I know, I know – we’re all tired of hearing about it, but it needs to be talked about… so listen up!

We’re going to talk about sex – and not just any sex, mind you. We’re going to talk about SAFE sex. Human beings have sex, and it’s a fact of life. Sexually transmitted infections (or STIs) are a very real possibility when safe sex practices are not adhered to. When you practice safe sex, it makes life (and health) so much less worrisome.  

Sex is sex, regardless of sexual orientation or romantic preference. So I’m going to break down this shindig into what I consider to be the five main “bases” of safe sex.

1. Condoms & Dental Dams

If there’s a penis involved, there should be a condom. If there’s a vagina involved in oral sex, there should be a dental dam. Some people say they’re uncomfortable and others say that they reduce sensitivity, but there’s simply no excuse for risking one’s health. If a potential partner is flat-out unwilling to use a condom or dental dam, ask yourself if you’re really willing to take that risk.

Condoms and dental dams should be used during both oral and penetrative sex. Contrary to popular belief, oral sex does carry a risk of STI transmission. The chances are less than those of penetrative sex, but the chances are still there nonetheless.

2. Lubricant

Lube, lube, lube! You may not really think of lube as being part of safe sex, but it definitely is. You can think your partner is the wettest person you’ve ever encountered, but as soon as they dry up, friction comes into play. Too much friction can cause discomfort for both partners, and it even increases the chances of ending up with a broken condom! So basically, always have lube on hand just in case the need arises.

Be sure to choose a lube that works for both you and your partner. Also, make sure you’re choosing the right lube for the type of condom or dental dam you’re using (for example, you should NEVER use an oil-based lube on a latex condom!). When picking out a lube, check to see if it’s “condom-compatible” or if it warns against use with a specific type of condom. Ultimately, find one that’ll suit you best.

3. Sex Toy Cleaner

If you’re using sex toys, even while flying solo, you should get into the habit of cleaning them thoroughly after each use. When sharing toys between partners, this is especially important because STIs can easily be transmitted on sex toys.

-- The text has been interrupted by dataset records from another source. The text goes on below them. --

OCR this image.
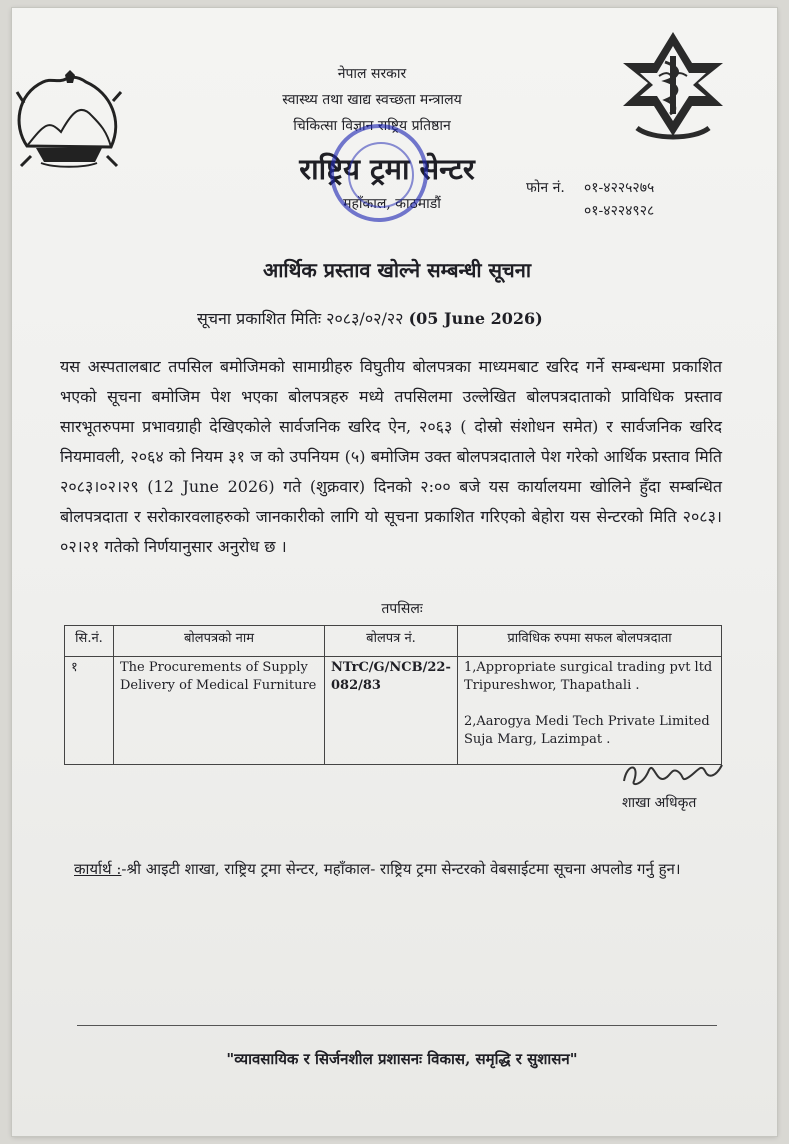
नेपाल सरकार
स्वास्थ्य तथा खाद्य स्वच्छता मन्त्रालय
चिकित्सा विज्ञान राष्ट्रिय प्रतिष्ठान
राष्ट्रिय ट्रमा सेन्टर
महाँकाल, काठमाडौं
फोन नं.	०१-४२२५२७५
०१-४२२४९२८
आर्थिक प्रस्ताव खोल्ने सम्बन्धी सूचना
सूचना प्रकाशित मितिः २०८३/०२/२२ (05 June 2026)
यस अस्पतालबाट तपसिल बमोजिमको सामाग्रीहरु विघुतीय बोलपत्रका माध्यमबाट खरिद गर्ने सम्बन्धमा प्रकाशित भएको सूचना बमोजिम पेश भएका बोलपत्रहरु मध्ये तपसिलमा उल्लेखित बोलपत्रदाताको प्राविधिक प्रस्ताव सारभूतरुपमा प्रभावग्राही देखिएकोले सार्वजनिक खरिद ऐन, २०६३ ( दोस्रो संशोधन समेत) र सार्वजनिक खरिद नियमावली, २०६४ को नियम ३१ ज को उपनियम (५) बमोजिम उक्त बोलपत्रदाताले पेश गरेको आर्थिक प्रस्ताव मिति २०८३।०२।२९ (12 June 2026) गते (शुक्रवार) दिनको २:०० बजे यस कार्यालयमा खोलिने हुँदा सम्बन्धित बोलपत्रदाता र सरोकारवलाहरुको जानकारीको लागि यो सूचना प्रकाशित गरिएको बेहोरा यस सेन्टरको मिति २०८३।०२।२१ गतेको निर्णयानुसार अनुरोध छ ।
तपसिलः
सि.नं.	बोलपत्रको नाम	बोलपत्र नं.	प्राविधिक रुपमा सफल बोलपत्रदाता
१	The Procurements of Supply Delivery of Medical Furniture	NTrC/G/NCB/22-082/83	1,Appropriate surgical trading pvt ltd Tripureshwor, Thapathali .
2,Aarogya Medi Tech Private Limited Suja Marg, Lazimpat .
शाखा अधिकृत
कार्यार्थ :-श्री आइटी शाखा, राष्ट्रिय ट्रमा सेन्टर, महाँकाल- राष्ट्रिय ट्रमा सेन्टरको वेबसाईटमा सूचना अपलोड गर्नु हुन।
"व्यावसायिक र सिर्जनशील प्रशासनः विकास, समृद्धि र सुशासन"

You don’t even have to buy a specific “sex toy cleaner” per se. A little bit of mild antibacterial soap and water is really all you need. But be careful not to get the water on any charging ports or battery hubs!

4. Birth Control

If there are functional sperm and functional eggs in close sexual contact, a functional fetus can be produced. Therefore, if birth control is an option, use it. Whether it’s pills, the patch, an IUD, what have you – find a method that works for you. If anything, it’ll give you some extra peace of mind the next time you indulge your desires.

Not every birth control method works for everyone, so it may take a little while to really settle into one. In the meantime, it’s always a good idea to have a backup birth control method (such as spermicidal foam, which you can find at just about any pharmacy).

5. Have fun!

Last, but certainly not least, part of safe sex is having a good time with it! Let loose, enjoy yourself, and have fun with your partner!